The case for: Alexander Zverev
Denis Shapovalov and Stefanos Tsitsipas are among rising stars poised for future success at Roland-Garros - perhaps as early as 2018.
Come the strange day when Rafael Nadal retires and thus at last is not favourite to win Roland-Garros, who might fill the void?
Alexander Zverev and Dominic Thiem, of course. But other even younger players with clay capabilities are darting up the rankings, and some may even cause damage on the Paris dirt in 2018.
The leader of that pack is arguably Denis Shapovalov. The left-handed Canadian, who turned 19 last month, is not merely the youngest player in the top 100, but as of this month is the youngest to pierce the top 30 since Richard Gasquet in 2005. That achievement is largely the product of a marvellous European clay swing, where he amassed six wins from eight matches in Madrid and Rome, including victories over Tomas Berdych and Milos Raonic. Raonic is no longer Canadian No.1; his seven-year reign was snapped by his young compatriot.
All the more extraordinary to think that at Roland-Garros 2017, Shapovalov lost in the first round ... of qualifying. But famous wins over Juan Martin del Potro and Nadal at the Montreal Masters - where he eventually lost to Zverev in the semi-finals - were among the reasons why his fellow ATP players named him their most improved player of 2017.
But here’s the thing: he names his favourite surface as grass, as does the next name on the list – Greek 19-year-old Stefanos Tsitsipas, despite straight-sets wins over Dominic Thiem and Pablo Carreno Busta en route to the Barcelona final last month, and victory over Kevin Anderson in Estoril. There was also a brisk dismissal of one Denis Shapovalov in Monte Carlo, all of which has propelled Tsitsipas to the world no.40 slot. He is already by far the greatest Greek player in ATP ranking history, as none have previously breached the top 100.
With Tsitsipas a mere four months older than Shapovalov, the pair are not only the most marketable teenagers in the men’s game, but also they are their own quiz book. (How do you spell/pronounce Shapovalov/Tsitsipas? Who is the current Greek no.2?)
If you’re looking for a rising young player who actually names clay as his favourite surface, then the world No.56 Frances Tiafoe is your man. Naturally, that means that when he won his maiden ATP title this year, it was on the hard courts of Delray Beach – but his victory along the way over del Potro was impressive, to add to previous triumphs over Tomas Berdych and Alexander Zverev.
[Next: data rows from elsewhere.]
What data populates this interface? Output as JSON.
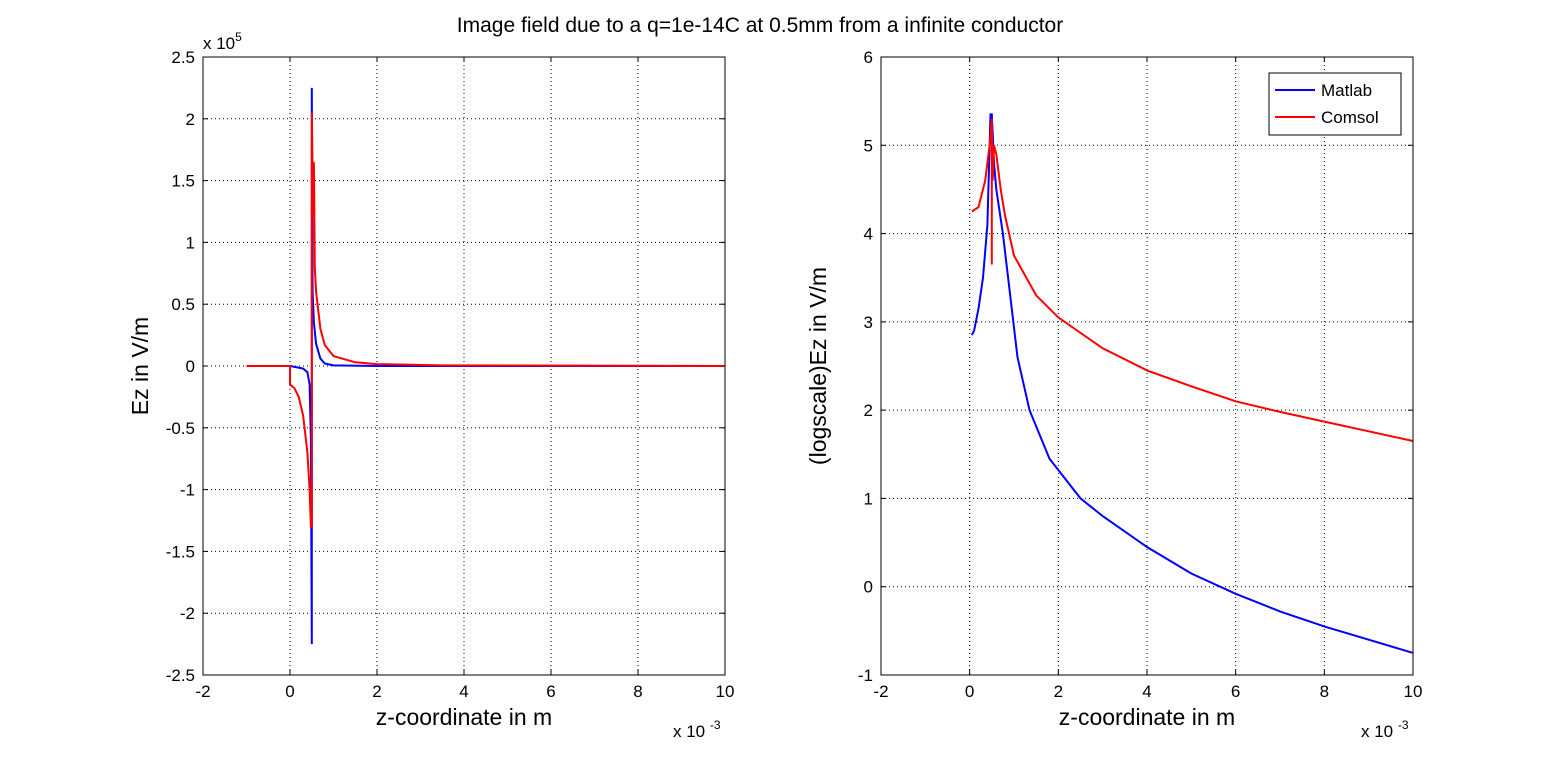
{
  "title": "Image field due to a q=1e-14C at 0.5mm from a infinite conductor",
  "colors": {
    "matlab": "#0000ff",
    "comsol": "#ff0000",
    "grid": "#000000"
  },
  "chart_data": [
    {
      "type": "line",
      "xlabel": "z-coordinate in m",
      "ylabel": "Ez in V/m",
      "x_exponent": "x 10",
      "x_exponent_power": "-3",
      "y_exponent": "x 10",
      "y_exponent_power": "5",
      "xlim": [
        -2,
        10
      ],
      "ylim": [
        -2.5,
        2.5
      ],
      "xticks": [
        -2,
        0,
        2,
        4,
        6,
        8,
        10
      ],
      "yticks": [
        -2.5,
        -2,
        -1.5,
        -1,
        -0.5,
        0,
        0.5,
        1,
        1.5,
        2,
        2.5
      ],
      "grid": true,
      "series": [
        {
          "color": "#0000ff",
          "x": [
            0,
            0.3,
            0.4,
            0.45,
            0.48,
            0.5,
            0.5,
            0.52,
            0.55,
            0.6,
            0.7,
            0.8,
            1.0,
            2,
            10
          ],
          "y": [
            0,
            -0.02,
            -0.05,
            -0.15,
            -0.6,
            -2.25,
            2.25,
            0.6,
            0.35,
            0.18,
            0.06,
            0.02,
            0.005,
            0,
            0
          ]
        },
        {
          "color": "#ff0000",
          "x": [
            -1,
            0,
            0,
            0.1,
            0.2,
            0.3,
            0.4,
            0.45,
            0.48,
            0.5,
            0.5,
            0.53,
            0.55,
            0.57,
            0.6,
            0.7,
            0.8,
            1.0,
            1.5,
            2,
            3.5,
            10
          ],
          "y": [
            0,
            0,
            -0.15,
            -0.18,
            -0.25,
            -0.4,
            -0.7,
            -1.0,
            -1.3,
            -1.3,
            2.05,
            1.2,
            1.65,
            0.8,
            0.6,
            0.3,
            0.17,
            0.08,
            0.03,
            0.015,
            0.005,
            0
          ]
        }
      ]
    },
    {
      "type": "line",
      "xlabel": "z-coordinate in m",
      "ylabel": "(logscale)Ez in V/m",
      "x_exponent": "x 10",
      "x_exponent_power": "-3",
      "xlim": [
        -2,
        10
      ],
      "ylim": [
        -1,
        6
      ],
      "xticks": [
        -2,
        0,
        2,
        4,
        6,
        8,
        10
      ],
      "yticks": [
        -1,
        0,
        1,
        2,
        3,
        4,
        5,
        6
      ],
      "grid": true,
      "legend": "top-right",
      "series": [
        {
          "name": "Matlab",
          "color": "#0000ff",
          "x": [
            0.05,
            0.1,
            0.2,
            0.3,
            0.4,
            0.47,
            0.5,
            0.55,
            0.6,
            0.75,
            1.08,
            1.35,
            1.8,
            2.5,
            3,
            4,
            5,
            6,
            7,
            8,
            9,
            10
          ],
          "y": [
            2.85,
            2.9,
            3.15,
            3.5,
            4.1,
            5.35,
            5.35,
            4.8,
            4.5,
            4.0,
            2.6,
            2.0,
            1.45,
            1.0,
            0.8,
            0.45,
            0.15,
            -0.08,
            -0.28,
            -0.45,
            -0.6,
            -0.75
          ]
        },
        {
          "name": "Comsol",
          "color": "#ff0000",
          "x": [
            0.05,
            0.2,
            0.35,
            0.45,
            0.5,
            0.5,
            0.5,
            0.52,
            0.55,
            0.6,
            0.7,
            0.8,
            1.0,
            1.5,
            2,
            3,
            4,
            5,
            6,
            7,
            8,
            9,
            10
          ],
          "y": [
            4.25,
            4.3,
            4.6,
            5.0,
            5.3,
            3.65,
            5.25,
            4.6,
            5.0,
            4.9,
            4.5,
            4.2,
            3.75,
            3.3,
            3.05,
            2.7,
            2.45,
            2.27,
            2.1,
            1.98,
            1.87,
            1.76,
            1.65
          ]
        }
      ]
    }
  ]
}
And when the 2018 clay swing arrived, he beat Carreno Busta on a sprint to the semi-finals.
Tiafoe’s fellow American Reilly Opelka is another who names clay as his favourite surface. He is difficult to overlook – literally, as he is the tallest-ever player on the ATP Tour at 2.11m (6ft11in). At age 20 Opelka’s serve regularly breaches the 225kph (140mph) mark, speed which helped him grab 22 aces as he won the final of the Bordeaux Challenger only last weekend. That success bounced him 62 places up the rankings to No.144, and followed on from his maiden career top 10 win – over Jack Sock at Delray Beach.
If the name Felix Auger-Aliassime is difficult to memorise, then call him by his nickname of “FA2” and remember that he is the youngest to crack the top 200 since Nadal. The 17-year-old became the first player born this century to compete in a Masters 1000 event earlier this year in Indian Wells, where he earned his maiden Tour-level victory against Vasek Pospisil. Seven-time Grand Slam title winner John McEnroe is certain that Auger-Aliassime will crack the top 10, with the potential even to reach the top five through a rivalry with Shapovalov.
“In a great rivalry you see that both competitors make each other better players,” explained McEnroe. “I suspect that’s what’s going to happen in the next five or 10 years with those two.”
Don’t let’s overlook the fact a future clay-court great may lie among those contesting the junior event at Roland-Garros 2018. Rudolf Molleker, 17, became this year’s youngest winner to date at the Neckarcup Challenger, on home soil in Germany. A wildcard into that tournament, he defeated former world No.35 Jiri Vesely in the final in just his third Challenger appearance. He is the youngest German to win a title since Alexander Zverev in Braunschweig in 2014.
Shapovalov, Tsitsipas, Tiafoe, Opelka, Auger-Aliassime, Molleker… Might one of these young players one day see his reflection in the Coupe des Mousquetaires as he holds it aloft?